Treatment algorithms used antihypertensive agents from classes championed in trials like ALLHAT and clinical guidelines from the American College of Cardiology and American Heart Association. First-line agents included thiazide-type diuretics, angiotensin-converting enzyme inhibitors, angiotensin receptor blockers, and calcium channel blockers, with adjustments overseen by site investigators at centers such as University of Michigan and Yale School of Medicine. Medication titration, visit frequency, and monitoring protocols paralleled strategies used in pragmatic trials coordinated by networks like the Duke Clinical Research Institute and trial infrastructures supported by the National Institutes of Health.
The primary composite cardiovascular outcome showed fewer events in the intensive-treatment arm, consistent with declines in outcomes targeted in prior studies like Framingham Heart Study-derived risk models. Secondary analyses demonstrated reductions in all-cause mortality and heart failure incidence, prompting rapid reinterpretation of guideline targets by organizations including the American College of Cardiology and American Heart Association. Subgroup assessments explored heterogeneity across age groups including adults aged ≥75 years, mirroring analyses comparable to cohorts from the Cardiovascular Health Study.
Intensive treatment was associated with higher rates of some adverse events monitored through safety committees modeled on procedures used in ALLHAT and other NHLBI trials. Reported issues included events such as hypotension, syncope, electrolyte abnormalities, and acute kidney injury, requiring adjudication analogous to processes employed by the Duke Clinical Research Institute and safety oversight by boards akin to those convened by the National Institutes of Health.
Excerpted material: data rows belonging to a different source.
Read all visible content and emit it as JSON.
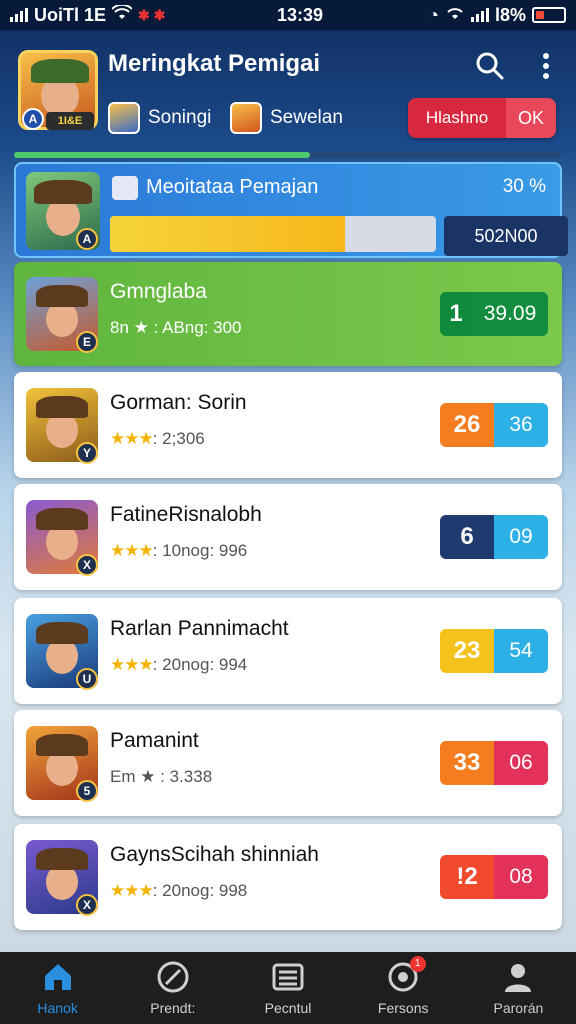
{
  "status_bar": {
    "carrier": "UoiTl 1E",
    "time": "13:39",
    "battery": "l8%"
  },
  "header": {
    "title": "Meringkat Pemigai",
    "tabs": [
      {
        "label": "Soningi"
      },
      {
        "label": "Sewelan"
      }
    ],
    "hero_badge": "A",
    "hero_tag": "1I&E",
    "action": {
      "label": "Hlashno",
      "value": "OK"
    },
    "top_progress": 0.54
  },
  "featured": {
    "title": "Meoitataa Pemajan",
    "percent": "30 %",
    "progress": 0.72,
    "score": "502N00",
    "badge": "A"
  },
  "items": [
    {
      "name": "Gmnglaba",
      "meta": "8n ★ : ABng: 300",
      "pill_left": "1",
      "pill_right": "39.09",
      "left_color": "#0e8a3a",
      "right_color": "#128d3d",
      "highlight": true,
      "badge": "E"
    },
    {
      "name": "Gorman: Sorin",
      "meta_stars": "★★★",
      "meta": ": 2;306",
      "pill_left": "26",
      "pill_right": "36",
      "left_color": "#f57c1f",
      "right_color": "#2db0e6",
      "badge": "Y"
    },
    {
      "name": "FatineRisnalobh",
      "meta_stars": "★★★",
      "meta": ": 10nog: 996",
      "pill_left": "6",
      "pill_right": "09",
      "left_color": "#1e3a6e",
      "right_color": "#2db0e6",
      "badge": "X"
    },
    {
      "name": "Rarlan Pannimacht",
      "meta_stars": "★★★",
      "meta": ": 20nog: 994",
      "pill_left": "23",
      "pill_right": "54",
      "left_color": "#f4c21b",
      "right_color": "#2db0e6",
      "badge": "U"
    },
    {
      "name": "Pamanint",
      "meta": "Em ★ : 3.338",
      "pill_left": "33",
      "pill_right": "06",
      "left_color": "#f57c1f",
      "right_color": "#e3325a",
      "badge": "5"
    },
    {
      "name": "GaynsScihah shinniah",
      "meta_stars": "★★★",
      "meta": ": 20nog: 998",
      "pill_left": "!2",
      "pill_right": "08",
      "left_color": "#ef4a2c",
      "right_color": "#e3325a",
      "badge": "X"
    }
  ],
  "bottom_nav": [
    {
      "label": "Hanok",
      "icon": "home-icon",
      "active": true
    },
    {
      "label": "Prendt:",
      "icon": "compass-icon"
    },
    {
      "label": "Pecntul",
      "icon": "list-icon"
    },
    {
      "label": "Fersons",
      "icon": "settings-icon",
      "badge": "1"
    },
    {
      "label": "Parorán",
      "icon": "profile-icon"
    }
  ],
  "colors": {
    "accent": "#2b8fe0",
    "highlight_green": "#6abf45"
  }
}
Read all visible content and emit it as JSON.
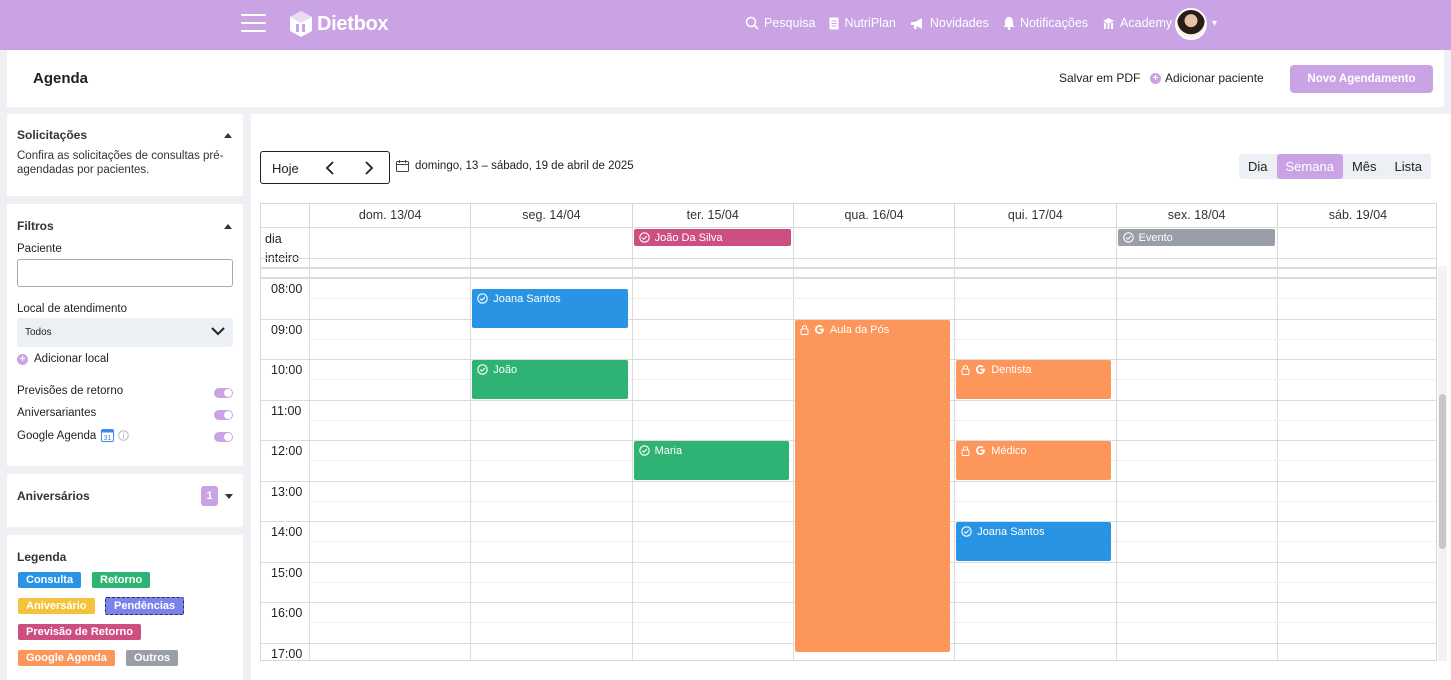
{
  "topbar": {
    "brand": "Dietbox",
    "nav": [
      {
        "label": "Pesquisa",
        "icon": "search-icon"
      },
      {
        "label": "NutriPlan",
        "icon": "document-icon"
      },
      {
        "label": "Novidades",
        "icon": "megaphone-icon"
      },
      {
        "label": "Notificações",
        "icon": "bell-icon"
      },
      {
        "label": "Academy",
        "icon": "academy-icon"
      }
    ],
    "avatar_caret": "▾"
  },
  "header": {
    "title": "Agenda",
    "save_pdf": "Salvar em PDF",
    "add_patient": "Adicionar paciente",
    "new_appointment": "Novo Agendamento"
  },
  "sidebar": {
    "requests": {
      "title": "Solicitações",
      "description": "Confira as solicitações de consultas pré-agendadas por pacientes."
    },
    "filters": {
      "title": "Filtros",
      "patient_label": "Paciente",
      "patient_value": "",
      "location_label": "Local de atendimento",
      "location_value": "Todos",
      "add_location": "Adicionar local",
      "toggles": [
        {
          "label": "Previsões de retorno",
          "on": true
        },
        {
          "label": "Aniversariantes",
          "on": true
        },
        {
          "label": "Google Agenda",
          "on": true
        }
      ]
    },
    "birthdays": {
      "title": "Aniversários",
      "count": "1"
    },
    "legend": {
      "title": "Legenda",
      "items": [
        {
          "label": "Consulta",
          "color": "#2994e3"
        },
        {
          "label": "Retorno",
          "color": "#2fb374"
        },
        {
          "label": "Aniversário",
          "color": "#f3c33c"
        },
        {
          "label": "Pendências",
          "color": "#7b83eb"
        },
        {
          "label": "Previsão de Retorno",
          "color": "#cd4f82"
        },
        {
          "label": "Google Agenda",
          "color": "#fd965a"
        },
        {
          "label": "Outros",
          "color": "#9a9ea7"
        }
      ]
    }
  },
  "calendar": {
    "today": "Hoje",
    "range": "domingo, 13 – sábado, 19 de abril de 2025",
    "views": [
      "Dia",
      "Semana",
      "Mês",
      "Lista"
    ],
    "active_view": "Semana",
    "all_day_label": "dia inteiro",
    "days": [
      "dom. 13/04",
      "seg. 14/04",
      "ter. 15/04",
      "qua. 16/04",
      "qui. 17/04",
      "sex. 18/04",
      "sáb. 19/04"
    ],
    "hours": [
      "08:00",
      "09:00",
      "10:00",
      "11:00",
      "12:00",
      "13:00",
      "14:00",
      "15:00",
      "16:00",
      "17:00"
    ],
    "all_day_events": [
      {
        "day": 2,
        "title": "João Da Silva",
        "color": "#cd4f82"
      },
      {
        "day": 5,
        "title": "Evento",
        "color": "#9a9ea7"
      }
    ],
    "events": [
      {
        "day": 1,
        "start": 8.25,
        "end": 9.25,
        "title": "Joana Santos",
        "color": "#2994e3",
        "kind": "check"
      },
      {
        "day": 1,
        "start": 10.0,
        "end": 11.0,
        "title": "João",
        "color": "#2fb374",
        "kind": "check"
      },
      {
        "day": 2,
        "start": 12.0,
        "end": 13.0,
        "title": "Maria",
        "color": "#2fb374",
        "kind": "check"
      },
      {
        "day": 3,
        "start": 9.0,
        "end": 17.25,
        "title": "Aula da Pós",
        "color": "#fd965a",
        "kind": "google"
      },
      {
        "day": 4,
        "start": 10.0,
        "end": 11.0,
        "title": "Dentista",
        "color": "#fd965a",
        "kind": "google"
      },
      {
        "day": 4,
        "start": 12.0,
        "end": 13.0,
        "title": "Médico",
        "color": "#fd965a",
        "kind": "google"
      },
      {
        "day": 4,
        "start": 14.0,
        "end": 15.0,
        "title": "Joana Santos",
        "color": "#2994e3",
        "kind": "check"
      }
    ]
  }
}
Results accelerated shifts in hypertension targets advocated by guideline bodies like the American College of Cardiology and American Heart Association and influenced statements from professional societies including the International Society of Hypertension and the European Society of Cardiology. Health systems and payers, including entities resembling Centers for Medicare & Medicaid Services, evaluated implications for performance metrics derived from earlier initiatives such as the Million Hearts program. The trial stimulated further research networks and secondary analyses from academic centers including Johns Hopkins University and Mayo Clinic.
Critiques addressed trial generalizability to populations excluded for conditions such as diabetes or stroke, comparing applicability to trials like ACCORD and PROGRESS. Observers noted intensive monitoring and visit frequency at centers like Brigham and Women's Hospital may limit real-world implementation, and concerns were raised about risk-benefit trade-offs in frail elderly subgroups represented in cohorts such as the Cardiovascular Health Study. Methodological discussions referenced guideline panels from the American Heart Association and analytic considerations familiar to investigators at the Duke Clinical Research Institute.